Thursday, October 26, 2006

Defender of the defender of faiths

It may look like I've been asleep for a few days, but I've taken to watching Question Time a little. Until I see it I can be oblivious of what rot people out there are thinking and the need to put them straight.

So Prince Charles wants to be "Defender of Faith" rather than defender of the faith. Some people hate this, some love it. Paddy Ashdown on Question Time was emphatic that it is the right thing to do, that it better reflects one of the strengths of today's society.

I find the whole debate of what Charles ought to do, as putative head of the Church of England and whatnot, somewhat uncomfortable. I think Charles, like everybody else in the country, should be free to say what he believes in, and not be required ex officio to subscribe to particular beliefs handed to him on a plate. That is not how belief works, if we are honest, and if we want our king to be honest.

If that means the monarch and the church would one day no longer like to be so close, well that is fine. I don't see any reason for an obligation on either party to get, theologically, into bed with somebody incompatible.

There is a debate to be had about the role of religion in society, and about the pre-eminence of Christianity, or anglicanism. But this is not a debate that can be sensibly had in the text of a coronation ceremony. It is not one in which we should take a lead from the monarch. And it is not one that should be too political.

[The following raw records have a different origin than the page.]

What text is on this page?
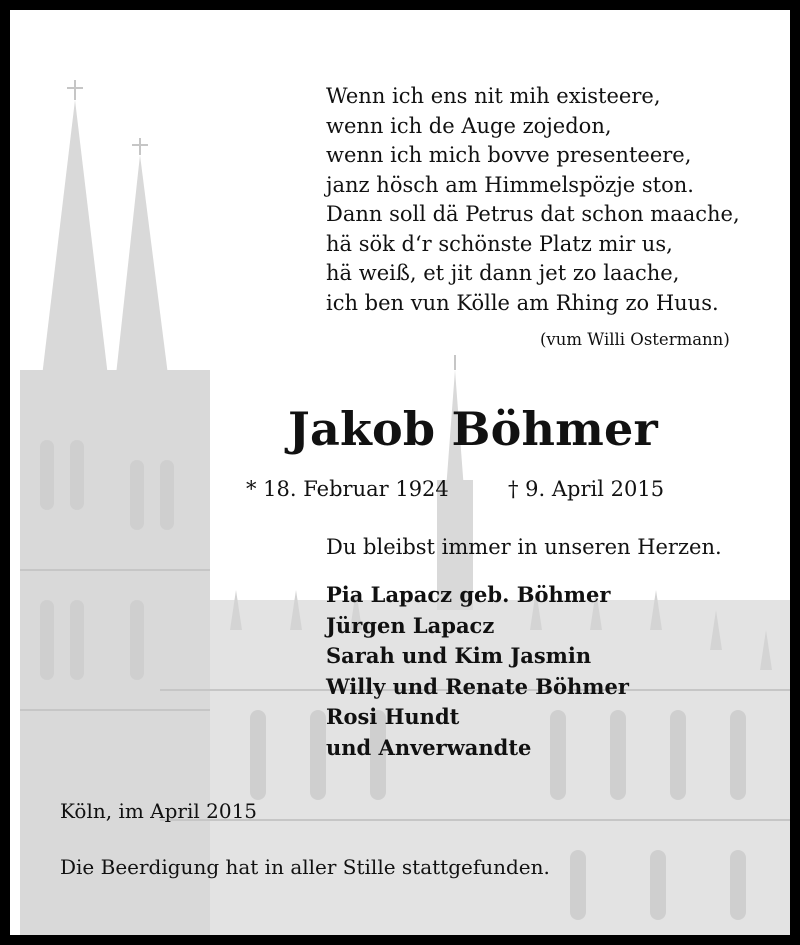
Wenn ich ens nit mih existeere,
wenn ich de Auge zojedon,
wenn ich mich bovve presenteere,
janz hösch am Himmelspözje ston.
Dann soll dä Petrus dat schon maache,
hä sök d‘r schönste Platz mir us,
hä weiß, et jit dann jet zo laache,
ich ben vun Kölle am Rhing zo Huus.
(vum Willi Ostermann)
Jakob Böhmer
* 18. Februar 1924	† 9. April 2015
Du bleibst immer in unseren Herzen.
Pia Lapacz geb. Böhmer
Jürgen Lapacz
Sarah und Kim Jasmin
Willy und Renate Böhmer
Rosi Hundt
und Anverwandte
Köln, im April 2015
Die Beerdigung hat in aller Stille stattgefunden.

And if one day we get a monarch who follows the Bahai faith, or humanism, or Wicca, or a postmodern mishmash, or even Roman Catholicism we should not disbar them or demand that they lie. That would be a denial of civil rights. And hardline monarchists, in particular, should accept whatever monarch the hereditary lottery gives them, and like it. If you show any inclination to pick and choose your monarchs, or tell them what they ought to do, you are not much of a monarchist.